Si puntualizza giustamente come il Dopo di Noi, si possa costruire solo nel Durante noi, “se le famiglie hanno coraggio si possono creare dimensioni abitative più a misura del singolo”. La dimensione abitativa del piccolo numero, come indicata anche dalla Legge del Dopo di Noi, è evolutiva e meno protettiva. Le persone con disabilità inserite in progetti di abitare, è stato dimostrato, hanno la possibilità di crescere di più, acquisendo sempre un maggior numero di abilità e autonomie consolidate.
Si sottolinea a tal fine quanto siano importanti sia il lavoro sulle autonomie delle persone adulte con disabilità che le attività di tempo libero, volte alla socializzazione e all’inclusione nella realtà cittadina. Si è sempre lavorato perché le famiglie potessero entrare nell’organizzazione dei servizi comunali, fino a quaranta anni fa almeno, poi si è visto quanto queste si siano potute affidare all’Ente. Rimane tuttavia ancora molto importante che le famiglie possano avere voce e che la Fondazione costruisca e mantenga un solido dialogo con il Comune.

Le famiglie sono fondamentali nel garantire la tutela dei diritti delle persone con disabilità e la Fondazione ha il potere di rappresentarle e garantire per loro anche nel futuro. Una mamma a sostegno di ciò testimonia come la partecipazione agli incontri negli anni scorsi le creava una certa sofferenza, fatta di tristezza per l’idea della morte e la mancanza di risposte certe ma da costruire. Nel frattempo però il figlio ha potuto lavorare sulle sue autonomie e il suo aver acquisito fiducia in sé le ha dato la forza e il coraggio di fargli sperimentare una prima vita autonoma in un appartamento con un amico, e di motivare i genitori ad esperienze simili. “È una vita che le famiglie hanno e trovano il coraggio. Bisogna fidarsi! Saper correre il rischio e buttarsi in nuove forme di abitare e non pensare solo alle forme di residenzialità già conosciute!”.

Occorre che la Fondazione si organizzi rilanciando il tema dei contenuti, bisogna rivedere gli strumenti di lavoro che ci vedono coinvolti per programmare la vita delle persone adulte con disabilità, ad esempio iniziando dal Progetto di vita, di cui si è già parlato ma che andrebbe approfondito anche per trovare un dialogo mirato con il Comune.

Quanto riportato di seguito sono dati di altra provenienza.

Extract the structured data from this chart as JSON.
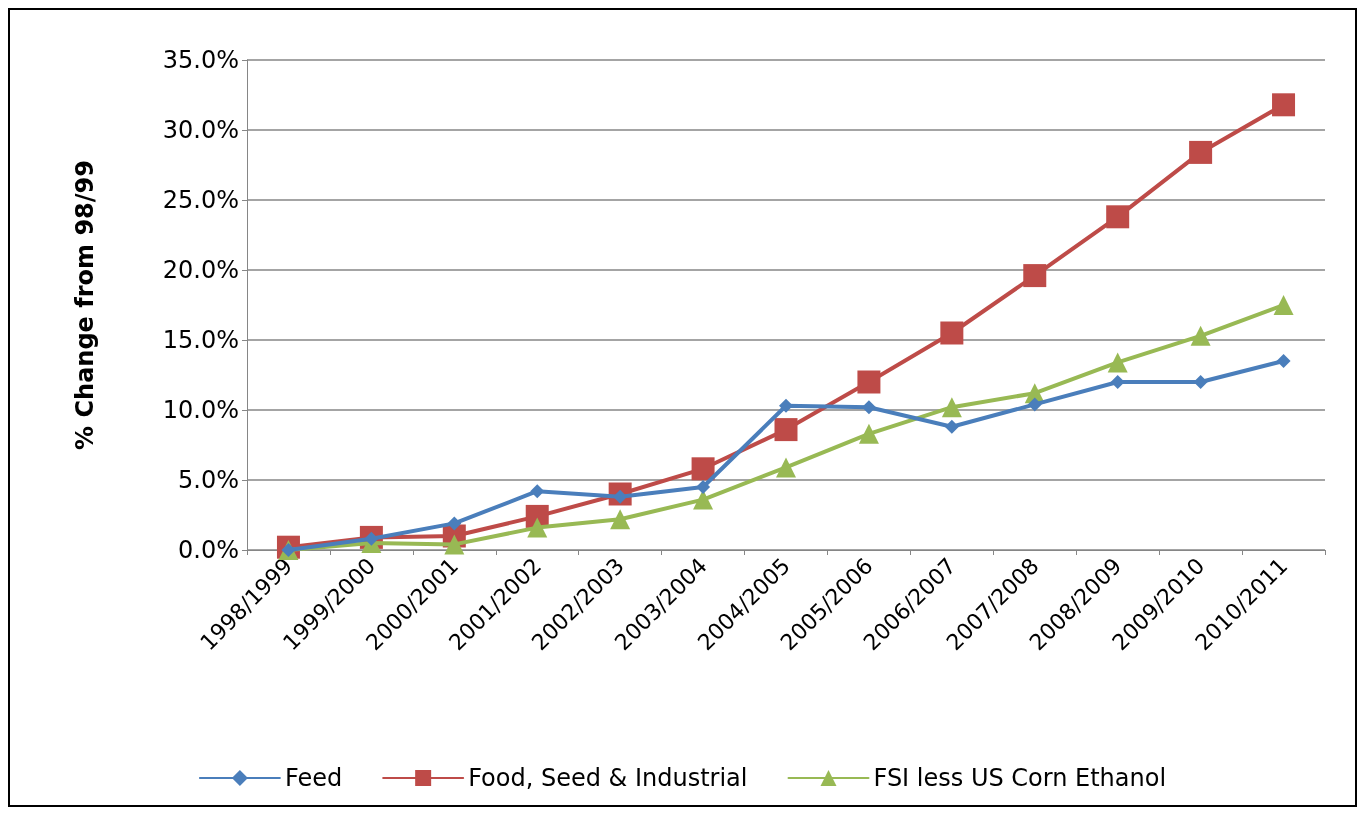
{
  "chart_data": {
    "type": "line",
    "ylabel": "% Change from 98/99",
    "categories": [
      "1998/1999",
      "1999/2000",
      "2000/2001",
      "2001/2002",
      "2002/2003",
      "2003/2004",
      "2004/2005",
      "2005/2006",
      "2006/2007",
      "2007/2008",
      "2008/2009",
      "2009/2010",
      "2010/2011"
    ],
    "series": [
      {
        "name": "Feed",
        "color": "#4a7ebb",
        "marker": "diamond",
        "values": [
          0,
          0.8,
          1.9,
          4.2,
          3.8,
          4.5,
          10.3,
          10.2,
          8.8,
          10.4,
          12.0,
          12.0,
          13.5
        ]
      },
      {
        "name": "Food, Seed & Industrial",
        "color": "#be4b48",
        "marker": "square",
        "values": [
          0.2,
          0.9,
          1.0,
          2.4,
          4.0,
          5.8,
          8.6,
          12.0,
          15.5,
          19.6,
          23.8,
          28.4,
          31.8
        ]
      },
      {
        "name": "FSI less US Corn Ethanol",
        "color": "#98b954",
        "marker": "triangle",
        "values": [
          0,
          0.5,
          0.4,
          1.6,
          2.2,
          3.6,
          5.9,
          8.3,
          10.2,
          11.2,
          13.4,
          15.3,
          17.5
        ]
      }
    ],
    "ylim": [
      0,
      35
    ],
    "yticks": [
      {
        "value": 0,
        "label": "0.0%"
      },
      {
        "value": 5,
        "label": "5.0%"
      },
      {
        "value": 10,
        "label": "10.0%"
      },
      {
        "value": 15,
        "label": "15.0%"
      },
      {
        "value": 20,
        "label": "20.0%"
      },
      {
        "value": 25,
        "label": "25.0%"
      },
      {
        "value": 30,
        "label": "30.0%"
      },
      {
        "value": 35,
        "label": "35.0%"
      }
    ],
    "grid": "y",
    "legend": "bottom",
    "line_style": "solid"
  }
}
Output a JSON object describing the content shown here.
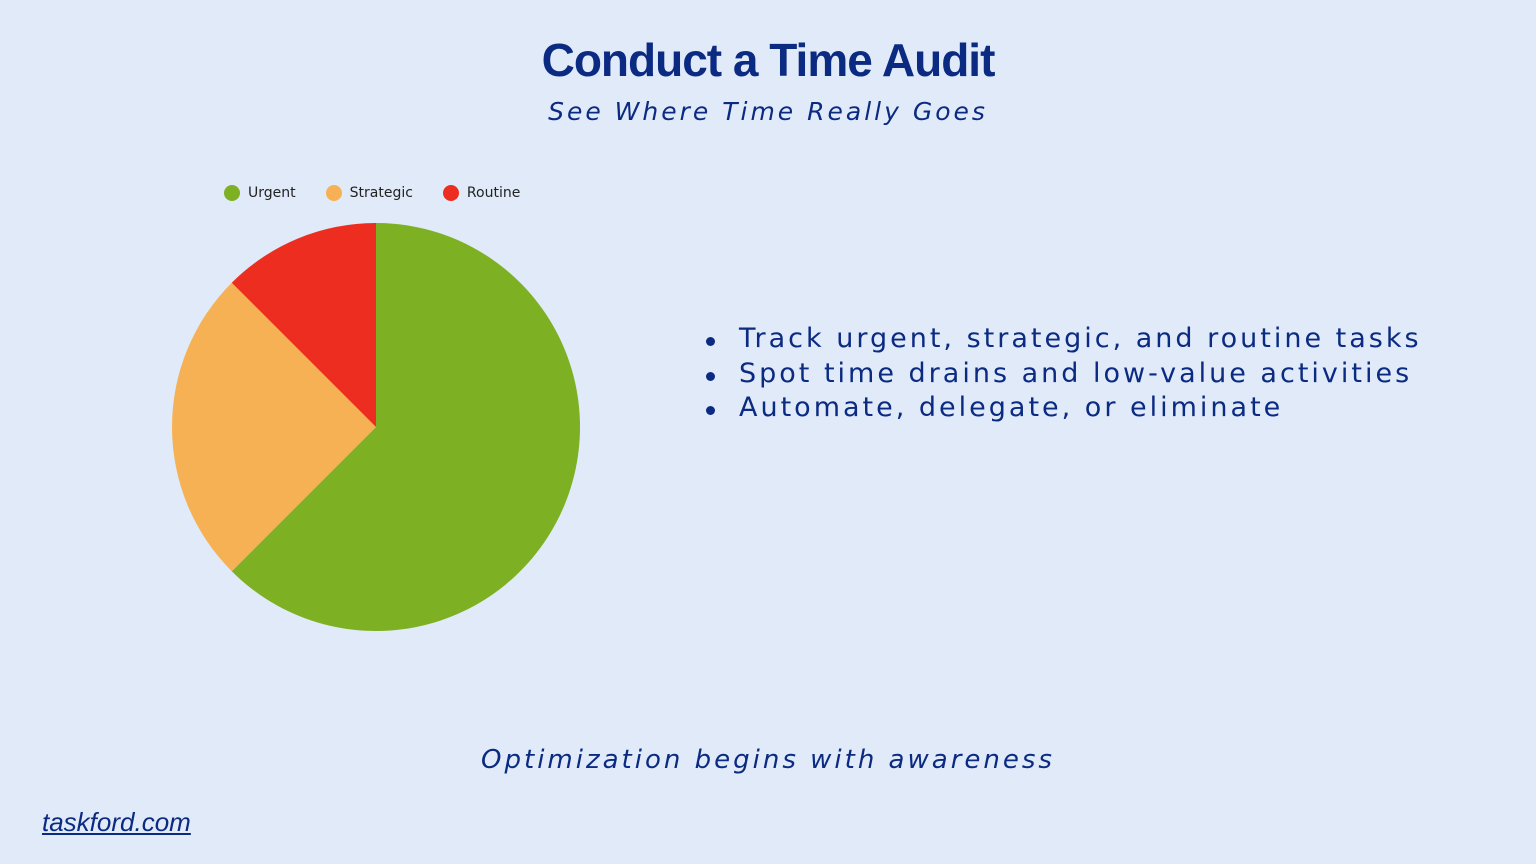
{
  "header": {
    "title": "Conduct a Time Audit",
    "subtitle": "See Where Time Really Goes"
  },
  "chart_data": {
    "type": "pie",
    "categories": [
      "Urgent",
      "Strategic",
      "Routine"
    ],
    "values": [
      62.5,
      25,
      12.5
    ],
    "colors": [
      "#7DB022",
      "#F7B155",
      "#EC2D1F"
    ],
    "legend_position": "top-left"
  },
  "bullets": [
    "Track urgent, strategic, and routine tasks",
    "Spot time drains and low-value activities",
    "Automate, delegate, or eliminate"
  ],
  "tagline": "Optimization begins with awareness",
  "footer": {
    "link": "taskford.com"
  }
}
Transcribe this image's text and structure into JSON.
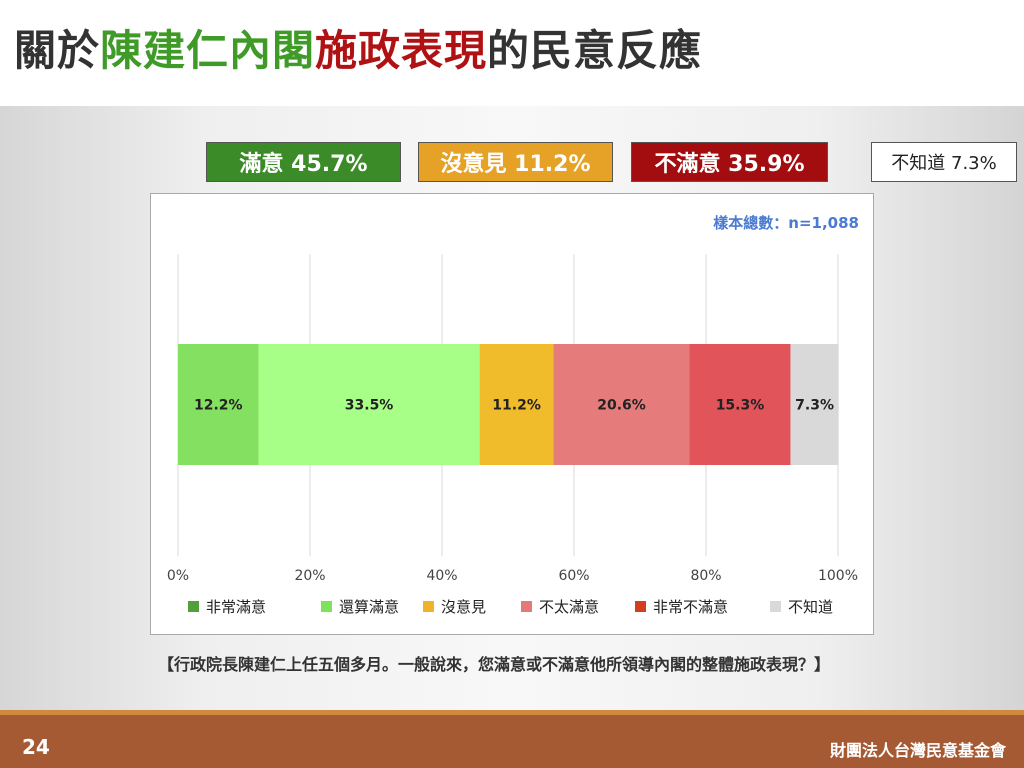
{
  "title": {
    "part1": "關於",
    "part2": "陳建仁內閣",
    "part3": "施政表現",
    "part4": "的民意反應",
    "colors": {
      "part1": "#333333",
      "part2": "#3f9a28",
      "part3": "#b01214",
      "part4": "#333333"
    }
  },
  "summary": {
    "satisfied": "滿意 45.7%",
    "no_opinion": "沒意見 11.2%",
    "dissatisfied": "不滿意 35.9%",
    "dont_know": "不知道 7.3%"
  },
  "sample_note": "樣本總數：n=1,088",
  "chart_data": {
    "type": "bar",
    "orientation": "horizontal-stacked",
    "title": "",
    "xlabel": "",
    "ylabel": "",
    "x_ticks": [
      "0%",
      "20%",
      "40%",
      "60%",
      "80%",
      "100%"
    ],
    "xlim": [
      0,
      100
    ],
    "grid": true,
    "legend_position": "bottom",
    "series": [
      {
        "name": "非常滿意",
        "value": 12.2,
        "label": "12.2%",
        "color": "#84e061",
        "legend_color": "#52a03a"
      },
      {
        "name": "還算滿意",
        "value": 33.5,
        "label": "33.5%",
        "color": "#a8ff88",
        "legend_color": "#7ce35a"
      },
      {
        "name": "沒意見",
        "value": 11.2,
        "label": "11.2%",
        "color": "#f1bc2c",
        "legend_color": "#efb32a"
      },
      {
        "name": "不太滿意",
        "value": 20.6,
        "label": "20.6%",
        "color": "#e57c7b",
        "legend_color": "#e57878"
      },
      {
        "name": "非常不滿意",
        "value": 15.3,
        "label": "15.3%",
        "color": "#e0545a",
        "legend_color": "#d63d1e"
      },
      {
        "name": "不知道",
        "value": 7.3,
        "label": "7.3%",
        "color": "#d9d9d9",
        "legend_color": "#d9d9d9"
      }
    ]
  },
  "question": "【行政院長陳建仁上任五個多月。一般說來，您滿意或不滿意他所領導內閣的整體施政表現？】",
  "footer": {
    "page_number": "24",
    "organization": "財團法人台灣民意基金會"
  }
}
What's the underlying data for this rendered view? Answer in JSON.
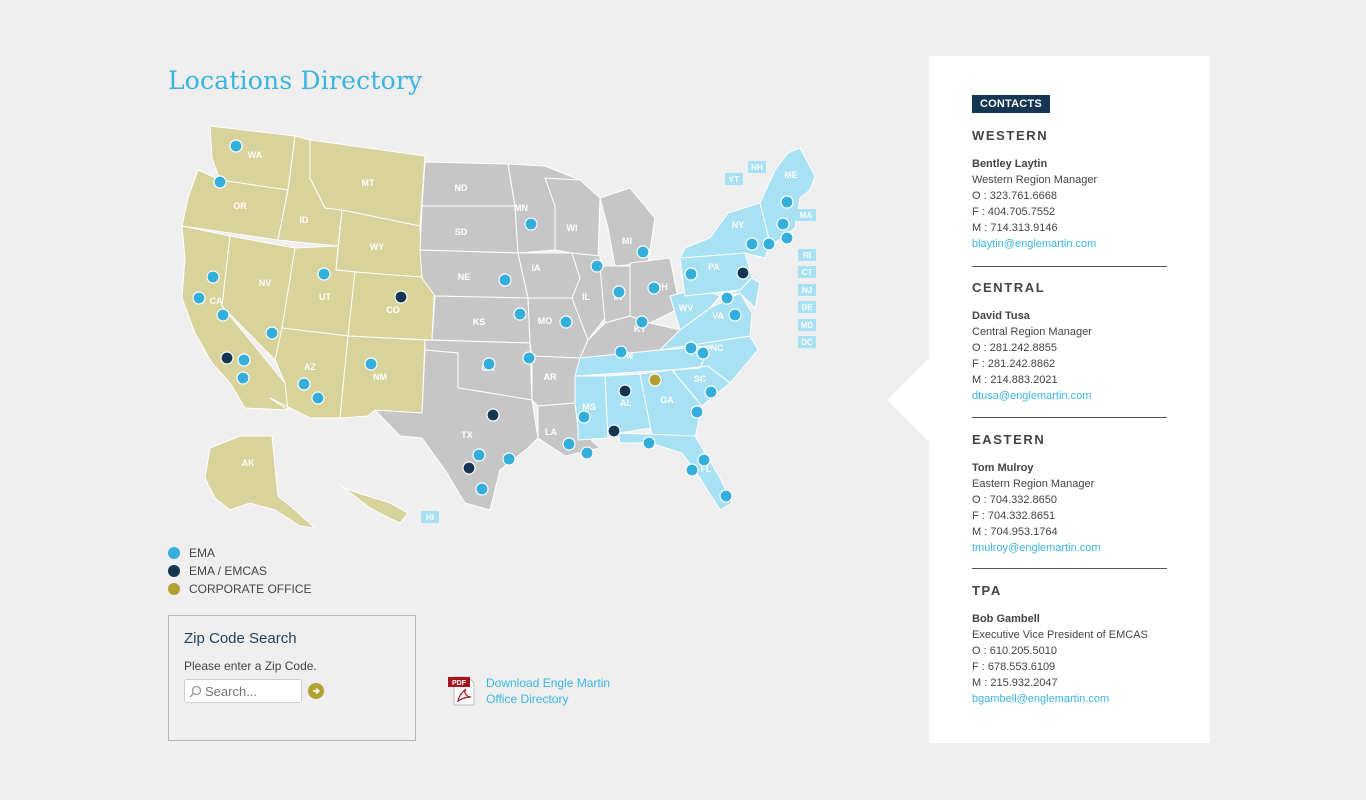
{
  "page": {
    "title": "Locations Directory"
  },
  "colors": {
    "western_region": "#d8d29b",
    "central_region": "#c6c6c6",
    "eastern_region": "#a9e1f4",
    "ema": "#34aedb",
    "ema_emcas": "#143652",
    "corporate_office": "#b1a032",
    "title_blue": "#3ab4e0"
  },
  "map": {
    "state_labels": [
      "WA",
      "OR",
      "CA",
      "NV",
      "ID",
      "MT",
      "WY",
      "UT",
      "CO",
      "AZ",
      "NM",
      "AK",
      "HI",
      "ND",
      "SD",
      "NE",
      "KS",
      "OK",
      "TX",
      "MN",
      "IA",
      "MO",
      "AR",
      "LA",
      "WI",
      "IL",
      "MI",
      "IN",
      "OH",
      "KY",
      "TN",
      "MS",
      "AL",
      "GA",
      "FL",
      "SC",
      "NC",
      "VA",
      "WV",
      "PA",
      "NY",
      "ME",
      "VT",
      "NH",
      "MA",
      "RI",
      "CT",
      "NJ",
      "DE",
      "MD",
      "DC"
    ],
    "small_state_tags": [
      "VT",
      "NH",
      "MA",
      "RI",
      "CT",
      "NJ",
      "DE",
      "MD",
      "DC",
      "HI"
    ]
  },
  "legend": {
    "items": [
      {
        "label": "EMA",
        "color": "#34aedb"
      },
      {
        "label": "EMA / EMCAS",
        "color": "#143652"
      },
      {
        "label": "CORPORATE OFFICE",
        "color": "#b1a032"
      }
    ]
  },
  "zip_search": {
    "title": "Zip Code Search",
    "prompt": "Please enter a Zip Code.",
    "placeholder": "Search...",
    "go_icon": "arrow-right-circle-icon"
  },
  "download": {
    "icon": "pdf-icon",
    "pdf_badge": "PDF",
    "label_line1": "Download Engle Martin",
    "label_line2": "Office Directory"
  },
  "contacts": {
    "badge": "CONTACTS",
    "regions": [
      {
        "name": "WESTERN",
        "person": "Bentley Laytin",
        "role": "Western Region Manager",
        "office": "O : 323.761.6668",
        "fax": "F : 404.705.7552",
        "mobile": "M : 714.313.9146",
        "email": "blaytin@englemartin.com"
      },
      {
        "name": "CENTRAL",
        "person": "David Tusa",
        "role": "Central Region Manager",
        "office": "O : 281.242.8855",
        "fax": "F : 281.242.8862",
        "mobile": "M : 214.883.2021",
        "email": "dtusa@englemartin.com"
      },
      {
        "name": "EASTERN",
        "person": "Tom Mulroy",
        "role": "Eastern Region Manager",
        "office": "O : 704.332.8650",
        "fax": "F : 704.332.8651",
        "mobile": "M : 704.953.1764",
        "email": "tmulroy@englemartin.com"
      },
      {
        "name": "TPA",
        "person": "Bob Gambell",
        "role": "Executive Vice President of EMCAS",
        "office": "O : 610.205.5010",
        "fax": "F : 678.553.6109",
        "mobile": "M : 215.932.2047",
        "email": "bgambell@englemartin.com"
      }
    ]
  }
}
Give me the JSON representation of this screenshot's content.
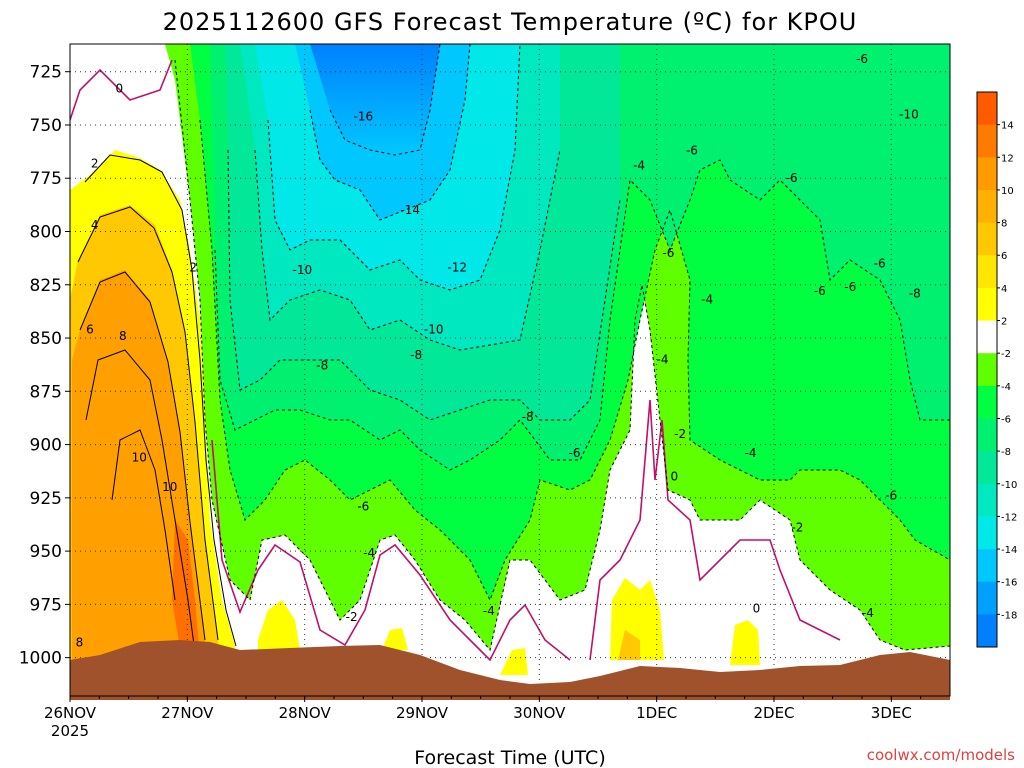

Altro tema importante emerso già negli anni passati, ma per cui non si era potuto raggiungere granchè dato che le richieste erano effettivamente poco numerose, era la disabilità anziana, o quando la persona raggiunto il termine dei 65 anni si vede costretta a lasciare il centro socio-occupazionale o residenziale in cui ha trascorso anni, intessendo relazioni, e passa di fatto all’area anziani. A tal proposito si apprende che la Cooperativa Unicoop, che ha intenzione di realizzare esperienze di co-housing in piccolo gruppo, ha già fatto un passaggio con l’Ufficio interventi per la disabilità adulta perché diverse persone dei Centri socio-riabilitativi residenziali si avvicinano al compimento dei 65 anni e il Comune ha per ora confermato la disponibilità a lavorarci ma è ancora tutto da fare.

Si stabilisce che l’incontro con il sindaco verrà sfruttato quindi non solo per richiedere l’adeguamento delle rette partendo dalla necessità di condivisione delle scelte del regolamento con le associazioni del territorio ma anche per proporre tematiche su cui collaborare, come la disabilità delle persone over 65 anni e la progettazione di forme di abitare a partire dalle richieste delle famiglie giovani.

Sarà opportuno poi confrontarsi con il sindaco perché le persone con disabilità che frequentano i centri residenziali possano riprendere la frequenza dei centri diurni, forti delle vaccinazioni avvenute, e possano anche incontrare di nuovo in persona e non solo attraverso le videochiamate i propri familiari, anche perché le famiglie soffrono questa condizione ormai prolungata nel tempo.